Exactly like you wrote, I want to put my motor on 24 modules containing 4cells (2S2P), so voltage will be 7,5V*24=180V nominal. In case of small distance later I can connect second 24 modules pack to double capacity but main question is to persons who tried with this motor.
What speed and power can I expect with half voltage from original Leaf and if is better or worse to go with/without gearbox.


----------



## kiwifiat (Feb 3, 2009)

There is a section in this video covering the rewind of a leaf motor for lower voltage use:


https://www.youtube.com/watch?v=1nBZn3ohXRI




You don't say if the car has a manual or automatic gearbox, which is it?


----------



## damian.lo (Apr 22, 2018)

Good to knows, that someone did this but I think it will be to big deal to me and probably I will take worse result (acc. and speed) than make rewind.
In donor is manual gearbox with 6 gears forward, so on first conversion stage I prefer to join motor with gearbox and look at results. 

I think if I will get about 2500-3000rpm in car, for me will be enough, but what will be with acceleration - it is question to all of You who maybe tried this.


----------



## brian_ (Feb 7, 2017)

With half of the voltage for which the Leaf motor is designed, you won't be able to use the upper part of the motor's speed range. With any luck, you will still be able to get the full rated torque of the Leaf motor and low speed, and maybe even the full power at moderate speeds. Although a multi-speed transmission is not normally needed with a motor like this, changing gears might allow you to keep the motor in the speed range it needs to be for sufficient power on the lower battery voltage.

One issue will be that half of a Leaf battery pack may only be able to deliver half of the rated power reliably. It's not clear what limits the Leaf's peak power in stock form, but it's not likely the motor - it may be the controller (inverter), or it may be the battery (with the controller programmed to not exceed the battery's safe power level).


----------



## damian.lo (Apr 22, 2018)

I hope You're right. If on full voltage 380V motor have about 8000rpm, so on half voltage if torque will be the same the half speed should be enough.


----------



## kiwifiat (Feb 3, 2009)

iirc forum member arlo is reporting 15,000 rpm on ~460V with field weakening using the Lebowski controller chip and his own power stage. On that basis you should be able to reach in the order of 5800 rpm provided the huebner inverter field weakening works as well as that obtainable with FOC.

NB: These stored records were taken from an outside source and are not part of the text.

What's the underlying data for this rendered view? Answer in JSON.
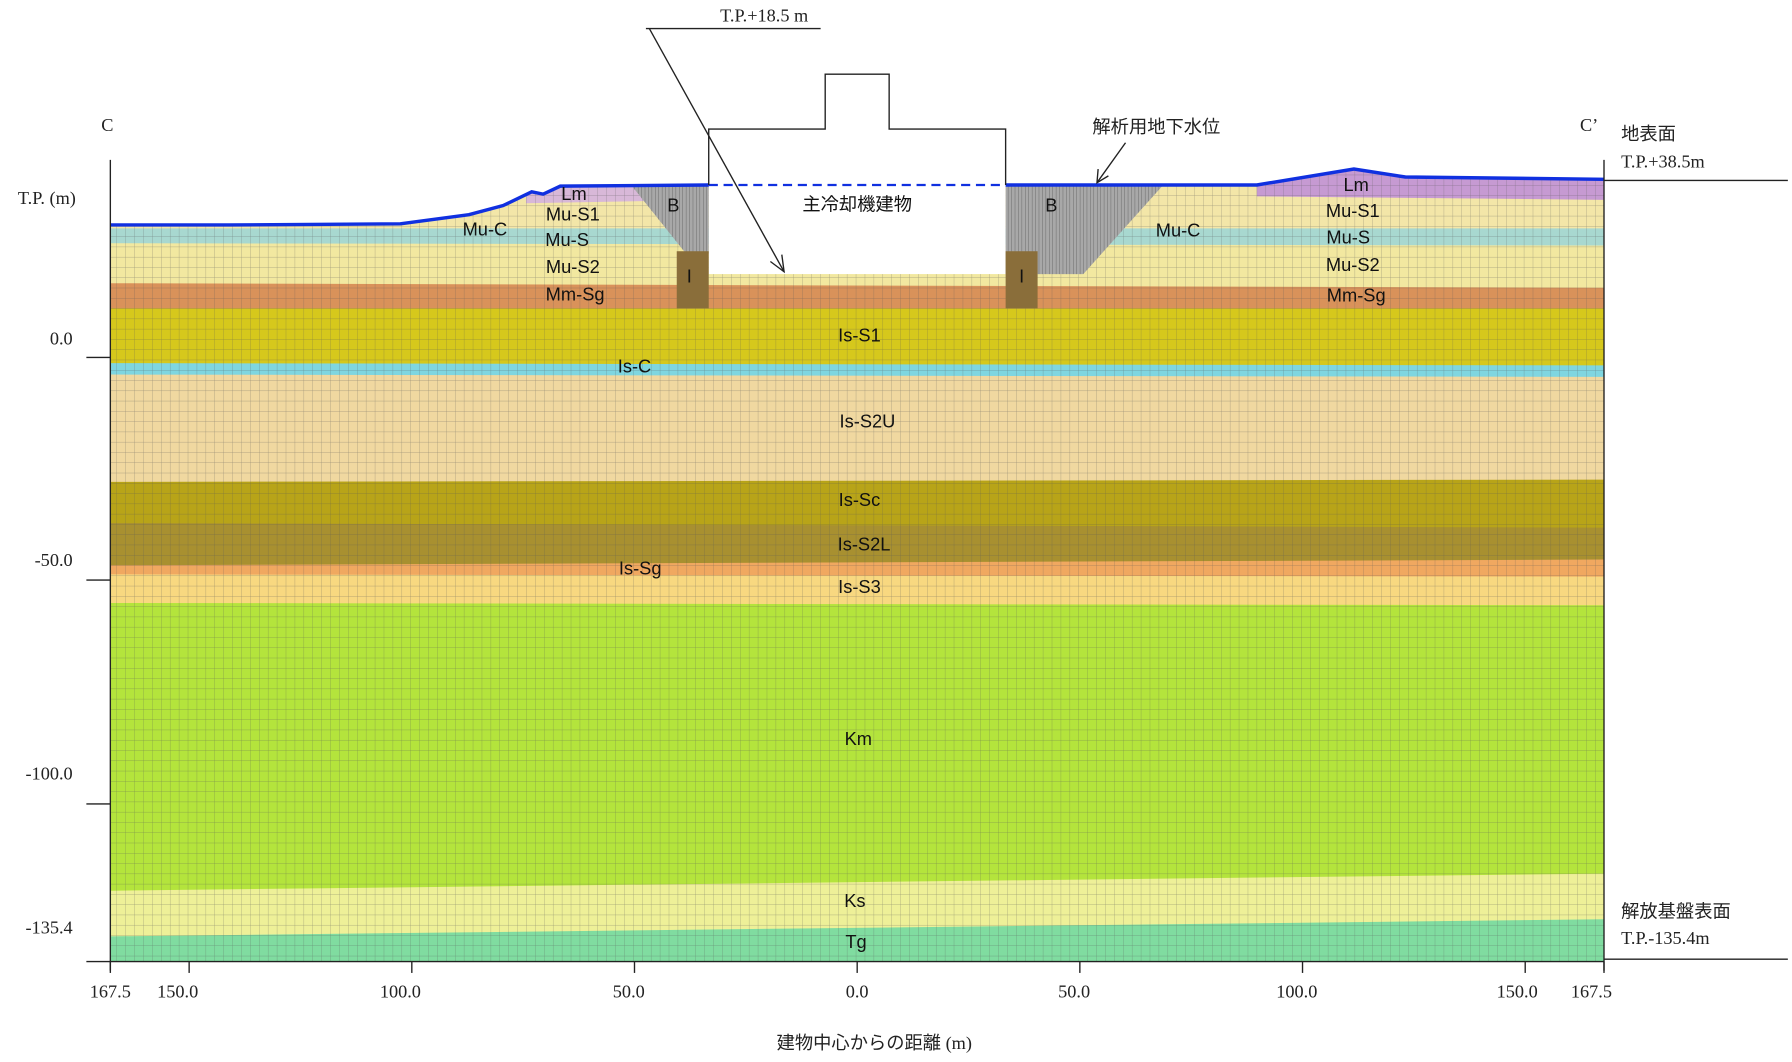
{
  "section": {
    "left": "C",
    "right": "C’"
  },
  "y_axis": {
    "label": "T.P. (m)",
    "ticks": [
      "0.0",
      "-50.0",
      "-100.0",
      "-135.4"
    ]
  },
  "x_axis": {
    "label": "建物中心からの距離 (m)",
    "ticks": [
      "167.5",
      "150.0",
      "100.0",
      "50.0",
      "0.0",
      "50.0",
      "100.0",
      "150.0",
      "167.5"
    ]
  },
  "annotations": {
    "building_top": "T.P.+18.5 m",
    "groundwater": "解析用地下水位",
    "ground_surface": "地表面",
    "ground_surface_level": "T.P.+38.5m",
    "bedrock_surface": "解放基盤表面",
    "bedrock_surface_level": "T.P.-135.4m",
    "building": "主冷却機建物"
  },
  "layer_labels": [
    "Lm",
    "Mu-S1",
    "Mu-C",
    "Mu-S",
    "Mu-S2",
    "Mm-Sg",
    "B",
    "I",
    "B",
    "I",
    "Lm",
    "Mu-S1",
    "Mu-C",
    "Mu-S",
    "Mu-S2",
    "Mm-Sg",
    "Is-S1",
    "Is-C",
    "Is-S2U",
    "Is-Sc",
    "Is-S2L",
    "Is-Sg",
    "Is-S3",
    "Km",
    "Ks",
    "Tg"
  ]
}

I will be interested to see how you achieve motor to gearbox coupling. I have a similar project connecting a second gen leaf motor to the ZF 5 speed on an e36 328i. My current plan is to use a single shaft internally splined rather than welded together parts. With my diff ratio leaving the transmission in 2nd gear gives me just over 8:1 ratio which is quite close to the leaf transmission reduction so it should perform ok.


----------



## damian.lo (Apr 22, 2018)

I have plan to connect motor shaft directly to gearbox shaft with welded joint (like mix of Fiat Multipla clutch disc and original clutch disc from BMW and elastic element between them)
I think it will be enough to go forward 
Another thing is plate. For this I will use 3d measuring arm to take axis center and motor montage holes from one side and axis center with holes in gearbox. Then I will make plate with holes from both sides.


----------



## jbman (Oct 26, 2017)

damian.lo said:


> I have plan to connect motor shaft directly to gearbox shaft with welded joint (like mix of Fiat Multipla clutch disc and original clutch disc from BMW and elastic element between them)
> I think it will be enough to go forward
> Another thing is plate. For this I will use 3d measuring arm to take axis center and motor montage holes from one side and axis center with holes in gearbox. Then I will make plate with holes from both sides.

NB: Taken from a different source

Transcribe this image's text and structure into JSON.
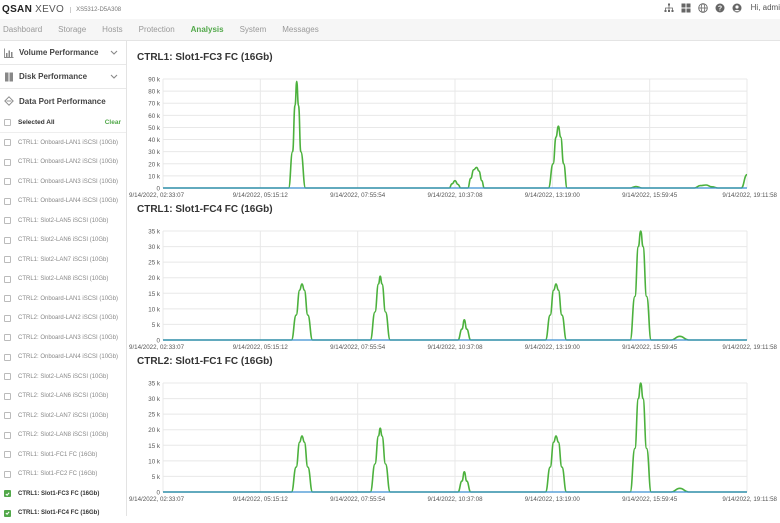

Have you been able to verify that the Multipla clutch disk properly matches the spline on the Leaf motor? I'm still working through some coupling issues, and that looks promising.


----------



## damian.lo (Apr 22, 2018)

Hello,


So I did trial with Multipla 1,6 16V clutch plate and is similar situation like with Samurai plate (maybe little less):
https://youtu.be/rNISAE1mXzM
Looks good and for trials with be enough, but I think for longer using I have to found something with smaller space between splines.
Do You need some pictures or video for comparison?


----------



## MalcolmB (Jun 10, 2008)

I'm interested in the problem of poor fit of clutch disc centres for my own project. I want to repurpose a VW gearbox for a classic Mini conversion, but there's too much slop in the centre of the original clutch disc. I'm going to try nickel plating the clutch centre to get a better fit. Not sure how durable this will be but I'll report back if successful.


----------



## electro wrks (Mar 5, 2012)

MalcolmB said:


> I'm interested in the problem of poor fit of clutch disc centres for my own project. I want to repurpose a VW gearbox for a classic Mini conversion, but there's too much slop in the centre of the original clutch disc. I'm going to try nickel plating the clutch centre to get a better fit. Not sure how durable this will be but I'll report back if successful.


 Here are other ways of dealing with a loose spline joint, posts 93-98 :https://www.diyelectriccar.com/forums/showthread.php/nissan-leaf-motor-coupler-192026p10.html

The nickel plating probably would be too soft. Building up the surface with hard chrome might be a better option.


----------



## Duncan (Dec 8, 2008)

Re the fit of the clutch splines

If you are using it the same way that it is used in the IC system you should not have a problem - there were a few of those VW's built! - and that does not seem to have be one of their problems! 

The only way that it would be a problem would be if the flywheel (if used) was bolted to the wrong side of the splines


----------



## damian.lo (Apr 22, 2018)

So I think for now probably I will let to use this not-so-good clutch disc. This will be also only donor of spline, because will be welded with elastic clutch one side part and from BMW gearbox second side with BMW clutch spline part. So in fact it will be hybride between 2 clutch discs (multipla-bmw) and elastic clutch inside.


----------



## electro wrks (Mar 5, 2012)

damian.lo said:


> I have plan to connect motor shaft directly to gearbox shaft with welded joint (like mix of Fiat Multipla clutch disc and original clutch disc from BMW and elastic element between them)
> I think it will be enough to go forward
> Another thing is plate. For this I will use 3d measuring arm to take axis center and motor montage holes from one side and axis center with holes in gearbox. Then I will make plate with holes from both sides.



By a 3D measuring arm do you mean one of these?:https://www.youtube.com/watch?v=3Y1-nXuZU2k It is good to see these getting less expensive and in more common use.

Also, does your transmission input shaft move like this (also read the UPDATE in the comments below the video) ?: https://www.youtube.com/watch?v=OCLC47pAE6s 

If yes, you need to use some kind of pilot bearing or support sleeve on the end of the input shaft similar to what was on the original ICE. This will support the shaft and keep the gears and bearings aligned inside the transmission.


----------



## damian.lo (Apr 22, 2018)

Hello all,


I have done all 3D measurings of Leaf motor plate and my E87 116 gearbox plate. Yes, You have right also on my gearbox input shaft moves, so we will design plate with bearing. For now I think I need to do also elastic clutch with closer splines instead to Multipla.


----------